From what I know the number of fluent spanish speakers here is limited so those who can ( and would wish to ) read the spanish press in detail would be limited but in any case the press is largely untrustworthy and the situation varies greatly between regions.

In my case in Cadiz and Malaga we are being flooded with rental and sales opportunities with everything stated as negotiable (even after big reductions). Seems no where near bottom yet. In Asturias (coastal) where we are owners (and still potential buyers) the market is more restricted. Prices went down through the crisis and our flat is at about 50% of pre-crisis. But now prices seem stable and supply of casas somewhat restricted. But we have seen properties that have been for sale for over 3 years.

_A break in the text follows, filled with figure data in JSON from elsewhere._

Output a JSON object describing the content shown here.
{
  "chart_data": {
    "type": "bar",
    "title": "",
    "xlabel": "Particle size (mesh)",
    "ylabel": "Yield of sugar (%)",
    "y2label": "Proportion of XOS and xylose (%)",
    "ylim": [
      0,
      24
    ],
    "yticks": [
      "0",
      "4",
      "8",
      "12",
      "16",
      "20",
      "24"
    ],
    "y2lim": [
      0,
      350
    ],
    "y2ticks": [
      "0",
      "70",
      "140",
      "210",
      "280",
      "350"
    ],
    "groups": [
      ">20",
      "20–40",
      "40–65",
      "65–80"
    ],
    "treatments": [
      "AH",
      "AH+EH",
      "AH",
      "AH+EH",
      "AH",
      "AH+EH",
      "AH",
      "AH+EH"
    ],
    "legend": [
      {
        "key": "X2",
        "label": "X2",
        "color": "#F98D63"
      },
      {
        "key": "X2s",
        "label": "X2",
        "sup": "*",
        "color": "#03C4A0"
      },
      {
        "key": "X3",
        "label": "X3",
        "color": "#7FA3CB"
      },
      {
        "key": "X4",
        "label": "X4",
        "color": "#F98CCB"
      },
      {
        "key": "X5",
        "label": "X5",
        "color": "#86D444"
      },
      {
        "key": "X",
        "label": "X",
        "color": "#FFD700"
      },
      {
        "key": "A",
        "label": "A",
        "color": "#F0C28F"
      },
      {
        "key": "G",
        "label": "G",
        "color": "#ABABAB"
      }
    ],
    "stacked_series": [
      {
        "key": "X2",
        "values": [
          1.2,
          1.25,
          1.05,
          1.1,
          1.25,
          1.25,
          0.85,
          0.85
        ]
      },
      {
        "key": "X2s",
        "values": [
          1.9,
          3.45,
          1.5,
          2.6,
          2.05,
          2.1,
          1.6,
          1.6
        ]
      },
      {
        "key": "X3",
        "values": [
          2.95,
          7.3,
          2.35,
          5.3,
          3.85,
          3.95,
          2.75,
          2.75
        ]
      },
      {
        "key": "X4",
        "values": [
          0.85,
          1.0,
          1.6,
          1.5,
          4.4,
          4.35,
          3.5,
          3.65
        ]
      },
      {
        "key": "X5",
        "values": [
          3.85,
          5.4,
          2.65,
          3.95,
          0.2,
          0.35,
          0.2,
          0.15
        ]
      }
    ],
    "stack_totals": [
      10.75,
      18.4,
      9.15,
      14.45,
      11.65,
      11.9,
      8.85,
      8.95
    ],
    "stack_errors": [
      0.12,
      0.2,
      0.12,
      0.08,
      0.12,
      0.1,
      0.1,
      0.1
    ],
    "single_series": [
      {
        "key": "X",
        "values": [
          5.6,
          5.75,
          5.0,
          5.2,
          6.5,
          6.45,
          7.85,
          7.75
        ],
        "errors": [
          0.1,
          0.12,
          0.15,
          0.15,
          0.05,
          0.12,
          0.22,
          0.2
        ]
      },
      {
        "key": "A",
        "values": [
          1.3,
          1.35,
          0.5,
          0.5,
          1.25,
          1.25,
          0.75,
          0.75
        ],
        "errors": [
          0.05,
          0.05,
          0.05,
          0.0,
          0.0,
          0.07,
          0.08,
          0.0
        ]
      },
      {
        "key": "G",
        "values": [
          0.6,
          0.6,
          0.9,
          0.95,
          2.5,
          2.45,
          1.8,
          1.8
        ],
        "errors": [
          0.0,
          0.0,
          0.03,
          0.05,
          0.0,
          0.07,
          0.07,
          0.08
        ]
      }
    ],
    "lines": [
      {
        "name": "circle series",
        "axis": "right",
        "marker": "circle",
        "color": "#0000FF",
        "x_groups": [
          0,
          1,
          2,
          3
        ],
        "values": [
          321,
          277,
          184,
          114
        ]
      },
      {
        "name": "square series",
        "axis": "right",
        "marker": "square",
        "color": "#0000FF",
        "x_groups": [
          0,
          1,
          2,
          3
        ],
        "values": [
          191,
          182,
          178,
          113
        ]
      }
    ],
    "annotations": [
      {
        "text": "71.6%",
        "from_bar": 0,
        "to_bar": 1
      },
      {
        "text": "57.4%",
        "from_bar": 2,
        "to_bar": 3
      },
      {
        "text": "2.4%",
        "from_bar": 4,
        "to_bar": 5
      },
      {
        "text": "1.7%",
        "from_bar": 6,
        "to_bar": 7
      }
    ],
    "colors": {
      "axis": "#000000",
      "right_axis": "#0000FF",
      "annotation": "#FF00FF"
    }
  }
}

And around Madrid where my spanish family exist  there still seems to them to be very much a buyer's market.

For us the most important thing, often offered by the wise old timers (as in long time on the forum ) here is that one must not assume a property is legal, that the builder used quality materials, that the builder gave a sh1t about his workmanship, and that finding out if you're buying a pig in a poke is a time consuming and potentially expensive process - but well worth doing. So if there are 1.5 million properties I could imagine only about half are what many might call habitable. Which still is a big reservoir to clear.

As for National laws


----------



## dancebert (Jun 4, 2015)

alborino said:


> From what I know the number of fluent spanish speakers here is limited so those who can ( and would wish to ) read the spanish press in detail would be limited but in any case the press is largely untrustworthy and the situation varies greatly between regions.


Thanks. I had no idea about the accuracy of the Spanish press. Also I can see (D'oh!) in the future I'd better be clear on the difference between Spanish, referring to the language, and Spanish, referring to Spain.


----------